Whatever happened after that day, the wars and betrayals, the terrible sorrows and endless trails of tears fed by the greed and ignorance of those that followed, the idea of that day still lives on today.  For always, as persistent as man’s selfish ambition, there has also been that unyielding human desire for freedom and truth, a just peace, and for the compassion that stubbornly, even in lonely anonymity, insists to extend its love to strangers.  So, people, even in their humble state of imperfection, see the good and the noble, recognize it, and admire it.  We, members of the fractious human race, occasionally glimpse a ray of the light that comes from the virtuous heart, from that part of the human soul that steps forth and chooses, for no worldly gain at all, to suffer, and lay itself down, for the good of another; and we, half blind and half deaf, inevitably preoccupied with the travails of our lives, try to remember it.

 

Today we stand on the shoulders of giants that were no bigger than us.  We are not Christians facing the mouth of a lion or the self-appointed inquisitors of Spain.  We are not Africans in the galley of a slave ship bound for the new world.  We are not Jews, stripped of everyone and everything I’ve ever had or known, headed for a chamber of death.  We know that, but for minor inconveniences, we are free men, and we are grateful for that.  And we see that we did not arrive at this place on our own.  We look back, and see all those fellow human beings who came before us, who learned, grew to be better people, and created the place we call home.  We are thankful to them, and will always remember them.

 

We quote now an excerpt from a speech by President Franklin Roosevelt, delivered in the midst of war, where he in turn quoted a prayer written for the United Nations.

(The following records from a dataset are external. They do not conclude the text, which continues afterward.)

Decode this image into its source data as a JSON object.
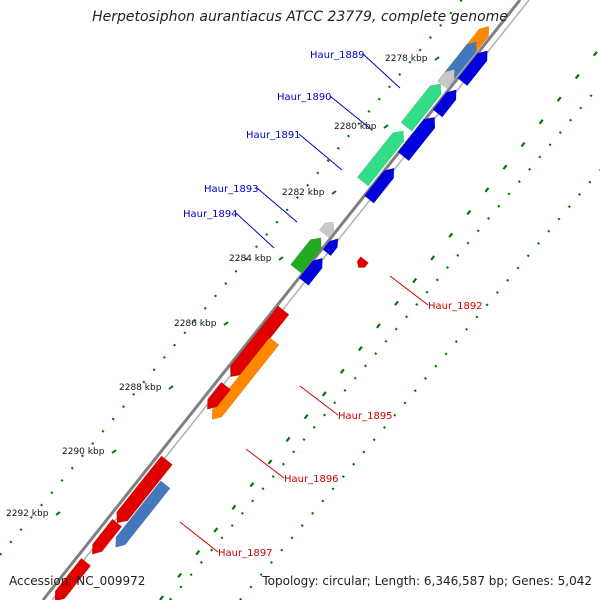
{
  "title": "Herpetosiphon aurantiacus ATCC 23779, complete genome",
  "footer": {
    "accession": "Accession: NC_009972",
    "stats": "Topology: circular; Length: 6,346,587 bp; Genes: 5,042"
  },
  "ticks": [
    {
      "label": "2278 kbp"
    },
    {
      "label": "2280 kbp"
    },
    {
      "label": "2282 kbp"
    },
    {
      "label": "2284 kbp"
    },
    {
      "label": "2286 kbp"
    },
    {
      "label": "2288 kbp"
    },
    {
      "label": "2290 kbp"
    },
    {
      "label": "2292 kbp"
    }
  ],
  "genes": [
    {
      "name": "Haur_1889",
      "label_color": "#0000cc"
    },
    {
      "name": "Haur_1890",
      "label_color": "#0000cc"
    },
    {
      "name": "Haur_1891",
      "label_color": "#0000cc"
    },
    {
      "name": "Haur_1893",
      "label_color": "#0000cc"
    },
    {
      "name": "Haur_1894",
      "label_color": "#0000cc"
    },
    {
      "name": "Haur_1892",
      "label_color": "#cc0000"
    },
    {
      "name": "Haur_1895",
      "label_color": "#cc0000"
    },
    {
      "name": "Haur_1896",
      "label_color": "#cc0000"
    },
    {
      "name": "Haur_1897",
      "label_color": "#cc0000"
    }
  ],
  "colors": {
    "backbone": "#808080",
    "cds": "#0000dd",
    "rna": "#e00000",
    "feature_green": "#33dd88",
    "feature_orange": "#ff8800",
    "feature_steelblue": "#4477bb",
    "feature_lightgray": "#c8c8c8",
    "feature_darkgreen": "#22aa22",
    "dots": "#007700"
  }
}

…Grant us the wisdom and the vision to comprehend the greatness of man's spirit, that suffers and endures so hugely for a goal beyond his own brief span. Grant us honor for our dead who died in the faith, honor for our living who work and strive for the faith, redemption and security for all captive lands and peoples. Grant us patience with the deluded and pity for the betrayed. And grant us the skill and the valor that shall cleanse the world of oppression and the old base doctrine that the strong must eat the weak because they are strong.

…We are all of us children of earth - grant us that simple knowledge. If our brothers are oppressed, then we are oppressed. If they hunger, we hunger. If their freedom is taken away, our freedom is not secure. Grant us a common faith that man shall know bread and peace - that he shall know justice and righteousness, freedom and security, an equal opportunity and an equal chance to do his best, not only in our own lands, but throughout the world. And in that faith let us march, toward the clean world our hands can make. Amen.